Understandably, the term “campaign contribution” has become unsavory at best. Voters feel disconnected from the democratic system, which they perceive as transformed into a permanent campaign industry run by lobbyists, consultants, financed by others with deep pockets. Campaign-finance laws have done their best to prevent campaign cash from speaking louder than hard-working constituents, but campaign funds are like water: It’s flowing, and will find its way around the barriers. This is why the advent of the Internet may prove to do what legislation could not: level the playing field.

Why? Because a million small contributions are merely a click away. Passionate voters can instantly give to the campaign of their choosing. Sen. Barack Obama, for example—whose campaign passed on public financing so it could take private contributions—claims 3.1 million donors with an average donation of $86. The campaign’s been reaping record-breaking money from online contributions. In September he raised $5 million a day for a total of $150 million in one month alone!

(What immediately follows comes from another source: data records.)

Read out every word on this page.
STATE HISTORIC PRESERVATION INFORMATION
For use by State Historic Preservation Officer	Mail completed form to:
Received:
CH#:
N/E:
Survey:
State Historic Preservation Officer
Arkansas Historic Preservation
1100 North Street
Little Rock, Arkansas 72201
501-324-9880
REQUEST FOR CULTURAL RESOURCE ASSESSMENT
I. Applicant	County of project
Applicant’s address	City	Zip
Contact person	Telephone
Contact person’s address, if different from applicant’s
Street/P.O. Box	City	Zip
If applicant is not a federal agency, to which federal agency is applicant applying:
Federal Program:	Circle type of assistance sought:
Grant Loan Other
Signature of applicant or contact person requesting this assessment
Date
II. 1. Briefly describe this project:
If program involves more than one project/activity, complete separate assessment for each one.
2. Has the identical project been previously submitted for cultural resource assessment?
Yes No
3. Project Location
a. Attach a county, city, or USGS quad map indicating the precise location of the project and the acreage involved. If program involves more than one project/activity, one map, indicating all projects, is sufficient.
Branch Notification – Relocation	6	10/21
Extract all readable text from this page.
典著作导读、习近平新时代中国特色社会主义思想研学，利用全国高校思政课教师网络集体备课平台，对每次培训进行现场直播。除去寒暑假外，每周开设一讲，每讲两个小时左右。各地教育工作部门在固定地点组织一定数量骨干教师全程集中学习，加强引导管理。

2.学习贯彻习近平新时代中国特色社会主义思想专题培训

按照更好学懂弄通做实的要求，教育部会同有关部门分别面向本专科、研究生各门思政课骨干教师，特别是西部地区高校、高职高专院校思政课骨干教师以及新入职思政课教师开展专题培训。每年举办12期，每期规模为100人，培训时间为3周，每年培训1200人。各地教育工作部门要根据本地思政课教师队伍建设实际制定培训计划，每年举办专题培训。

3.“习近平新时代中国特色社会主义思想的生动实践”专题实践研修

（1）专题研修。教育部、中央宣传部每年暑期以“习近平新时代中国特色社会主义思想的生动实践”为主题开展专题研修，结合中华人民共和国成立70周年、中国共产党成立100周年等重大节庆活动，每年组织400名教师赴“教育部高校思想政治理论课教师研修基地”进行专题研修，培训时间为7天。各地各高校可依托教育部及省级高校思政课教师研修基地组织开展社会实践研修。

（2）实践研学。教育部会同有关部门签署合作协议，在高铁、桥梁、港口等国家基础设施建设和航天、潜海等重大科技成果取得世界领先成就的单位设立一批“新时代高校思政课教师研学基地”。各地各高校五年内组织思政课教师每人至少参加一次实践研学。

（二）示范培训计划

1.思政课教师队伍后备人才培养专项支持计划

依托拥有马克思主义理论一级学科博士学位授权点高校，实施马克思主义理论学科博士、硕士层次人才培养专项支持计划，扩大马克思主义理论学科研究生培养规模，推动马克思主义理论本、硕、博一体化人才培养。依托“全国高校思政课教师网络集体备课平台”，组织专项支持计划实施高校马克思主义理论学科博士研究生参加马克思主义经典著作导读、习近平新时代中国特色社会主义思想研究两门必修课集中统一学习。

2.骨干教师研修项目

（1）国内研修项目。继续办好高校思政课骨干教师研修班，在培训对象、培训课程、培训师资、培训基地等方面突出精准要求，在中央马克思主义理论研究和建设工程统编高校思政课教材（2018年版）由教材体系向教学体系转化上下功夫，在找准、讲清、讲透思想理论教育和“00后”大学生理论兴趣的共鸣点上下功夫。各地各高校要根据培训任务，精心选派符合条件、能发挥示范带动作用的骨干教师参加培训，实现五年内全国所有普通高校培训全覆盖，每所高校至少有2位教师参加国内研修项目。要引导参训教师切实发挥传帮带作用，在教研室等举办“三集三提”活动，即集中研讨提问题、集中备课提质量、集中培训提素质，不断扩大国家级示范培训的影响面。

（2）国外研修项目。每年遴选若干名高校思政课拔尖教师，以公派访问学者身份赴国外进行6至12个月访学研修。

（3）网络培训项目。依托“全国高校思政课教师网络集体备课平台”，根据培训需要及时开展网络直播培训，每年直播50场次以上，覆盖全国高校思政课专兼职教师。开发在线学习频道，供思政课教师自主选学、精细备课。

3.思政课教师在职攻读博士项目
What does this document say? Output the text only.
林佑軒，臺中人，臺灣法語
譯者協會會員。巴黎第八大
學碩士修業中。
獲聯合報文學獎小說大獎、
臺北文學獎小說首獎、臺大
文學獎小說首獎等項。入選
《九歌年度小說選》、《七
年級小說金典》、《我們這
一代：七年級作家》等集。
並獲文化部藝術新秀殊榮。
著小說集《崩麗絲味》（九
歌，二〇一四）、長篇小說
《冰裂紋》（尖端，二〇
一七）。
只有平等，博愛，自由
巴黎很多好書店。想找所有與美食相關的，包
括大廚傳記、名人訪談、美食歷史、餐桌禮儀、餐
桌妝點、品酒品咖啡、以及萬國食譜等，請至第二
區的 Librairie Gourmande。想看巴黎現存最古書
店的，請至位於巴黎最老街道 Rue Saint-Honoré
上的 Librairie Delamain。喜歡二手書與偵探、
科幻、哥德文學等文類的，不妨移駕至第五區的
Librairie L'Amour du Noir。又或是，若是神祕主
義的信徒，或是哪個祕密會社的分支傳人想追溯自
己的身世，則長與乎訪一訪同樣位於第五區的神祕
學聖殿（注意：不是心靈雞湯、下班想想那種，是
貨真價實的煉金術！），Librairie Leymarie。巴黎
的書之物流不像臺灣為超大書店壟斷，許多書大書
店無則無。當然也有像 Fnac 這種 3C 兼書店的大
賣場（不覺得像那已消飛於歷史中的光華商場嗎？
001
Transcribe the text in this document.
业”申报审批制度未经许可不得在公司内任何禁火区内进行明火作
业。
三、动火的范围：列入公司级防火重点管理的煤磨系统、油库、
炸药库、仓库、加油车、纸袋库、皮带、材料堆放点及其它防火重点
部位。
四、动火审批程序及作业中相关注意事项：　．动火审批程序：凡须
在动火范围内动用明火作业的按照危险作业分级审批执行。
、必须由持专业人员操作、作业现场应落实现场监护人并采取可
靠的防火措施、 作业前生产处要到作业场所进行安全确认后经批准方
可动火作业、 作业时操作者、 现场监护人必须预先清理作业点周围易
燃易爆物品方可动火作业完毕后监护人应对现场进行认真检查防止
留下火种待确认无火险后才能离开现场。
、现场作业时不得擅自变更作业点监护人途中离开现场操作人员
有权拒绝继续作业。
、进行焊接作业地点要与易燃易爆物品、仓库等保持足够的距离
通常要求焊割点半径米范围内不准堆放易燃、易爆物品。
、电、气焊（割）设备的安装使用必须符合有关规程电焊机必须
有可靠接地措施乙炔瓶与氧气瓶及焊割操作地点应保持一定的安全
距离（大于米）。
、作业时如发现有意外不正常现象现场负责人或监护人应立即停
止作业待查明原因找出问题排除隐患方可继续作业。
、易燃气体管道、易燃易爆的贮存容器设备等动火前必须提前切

That’s not to say public financing may not still have its place. The intention behind public financing of elections is simple: The candidate who forswears private contributions can instead receive public funds. This way the candidate is supposedly clean of any influence implied by a private contribution. Also referred to as Clean Elections, the system is supposed to level the playing field to create more opportunities for candidates who may not have access to a lot of resources.

On a more local level, five states have public financing, as does the city of Portland, Oregon. Our state’s legislature passed a bill this year to allow local elections the option of public financing, too, but did not provide any funds, meaning any local efforts will have to figure out how to pay for the program. Considering the state of the economy and tightening local government budgets, proposing public funds for private campaign coffers will be a tough sell. Local candidates aiming for a fighting chance will do well to follow the lead of the national success stories in this campaign season.

The phenomenon of small-scale Internet contributions runs across ideology. Organizations like MoveOn.org and insurgent candidates like Ron Paul have raised serious money online. Democracy is adapting to the benefits of the information age. If public financing of elections is clean, there’s nothing dirty about someone joining like-minded others to support a candidate with a small-scale contribution.